Creating a supportive environment for classroom dialogue

Knight, Simon (2014). Creating a supportive environment for classroom dialogue. In: Hennessy, Sara; Warwick, Paul; Brown, Lloyd; Rawlins, Diane and Neale, Caroline eds. Developing Interactive Teaching and Learning Using the IWB. Open University Press.



This chapter first considers the role of dialogue in classroom contexts, and the importance of open-ended dialogue in contrast to more traditional, closed questioning sequences. I briefly discuss the role of dialogue in individual psychological development, focussing on its importance for conceptual development in whole classes and small groups in the context of the classroom. A common – closed – sequence of classroom talk is first outlined, and then discussed in the context of ‘dialogic talk’ – talk which is more open, builds on prior knowledge, is supportive and collaborative in nature.
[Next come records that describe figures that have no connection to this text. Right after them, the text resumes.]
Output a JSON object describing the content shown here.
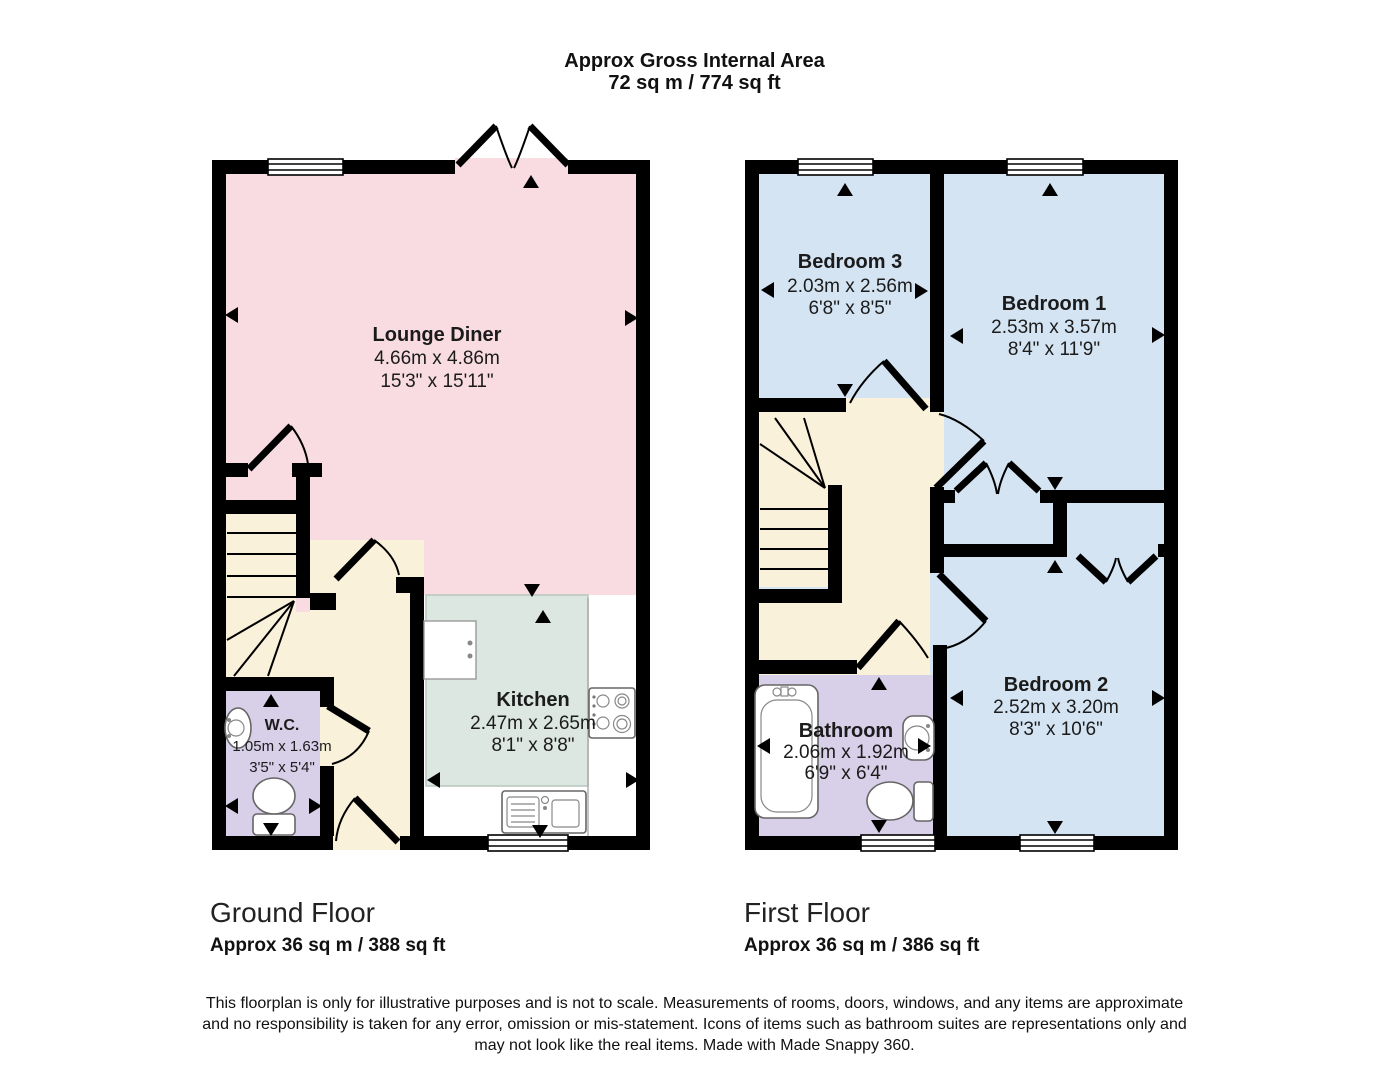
{
  "title": {
    "line1": "Approx Gross Internal Area",
    "line2": "72 sq m / 774 sq ft"
  },
  "ground_floor": {
    "name": "Ground Floor",
    "area": "Approx 36 sq m / 388 sq ft",
    "rooms": {
      "lounge": {
        "name": "Lounge Diner",
        "metric": "4.66m x 4.86m",
        "imperial": "15'3\" x 15'11\""
      },
      "kitchen": {
        "name": "Kitchen",
        "metric": "2.47m x 2.65m",
        "imperial": "8'1\" x 8'8\""
      },
      "wc": {
        "name": "W.C.",
        "metric": "1.05m x 1.63m",
        "imperial": "3'5\" x 5'4\""
      }
    }
  },
  "first_floor": {
    "name": "First Floor",
    "area": "Approx 36 sq m / 386 sq ft",
    "rooms": {
      "bedroom3": {
        "name": "Bedroom 3",
        "metric": "2.03m x 2.56m",
        "imperial": "6'8\" x 8'5\""
      },
      "bedroom1": {
        "name": "Bedroom 1",
        "metric": "2.53m x 3.57m",
        "imperial": "8'4\" x 11'9\""
      },
      "bedroom2": {
        "name": "Bedroom 2",
        "metric": "2.52m x 3.20m",
        "imperial": "8'3\" x 10'6\""
      },
      "bathroom": {
        "name": "Bathroom",
        "metric": "2.06m x 1.92m",
        "imperial": "6'9\" x 6'4\""
      }
    }
  },
  "disclaimer": {
    "lines": {
      "0": "This floorplan is only for illustrative purposes and is not to scale. Measurements of rooms, doors, windows, and any items are approximate",
      "1": "and no responsibility is taken for any error, omission or mis-statement. Icons of items such as bathroom suites are representations only and",
      "2": "may not look like the real items. Made with Made Snappy 360."
    }
  },
  "colors": {
    "lounge_pink": "#F8DCE2",
    "kitchen_mint": "#DBE7E0",
    "hall_cream": "#FAF1DA",
    "wet_room_purple": "#D8CFE8",
    "bedroom_blue": "#D5E4F3",
    "wall_black": "#000000"
  }
}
The use of ‘exploratory talk’ – talk which focuses on the use of reasoning to build mutual understanding – is also outlined in this context.

1. What role does dialogue play in learning?
2. What form does dialogue typically take?
3. How can we make dialogue more effective?

The second part of the chapter discusses some ways to promote effective dialogue in classroom contexts. Some suggestions for creating and identifying an effective environment for classroom talk are discussed. I highlight the importance of ‘ground rules’ for talk, and some key words teachers might look for and emphasise in encouraging the use of ‘exploratory talk’. I then discuss some ideas for ways to start effective talk in classrooms, including the use of Talking Points and effective questioning. This chapter aims to give some background on effective dialogue of relevance to subsequent chapters, which will consider particular features of the interactive whiteboard in the context of dialogue.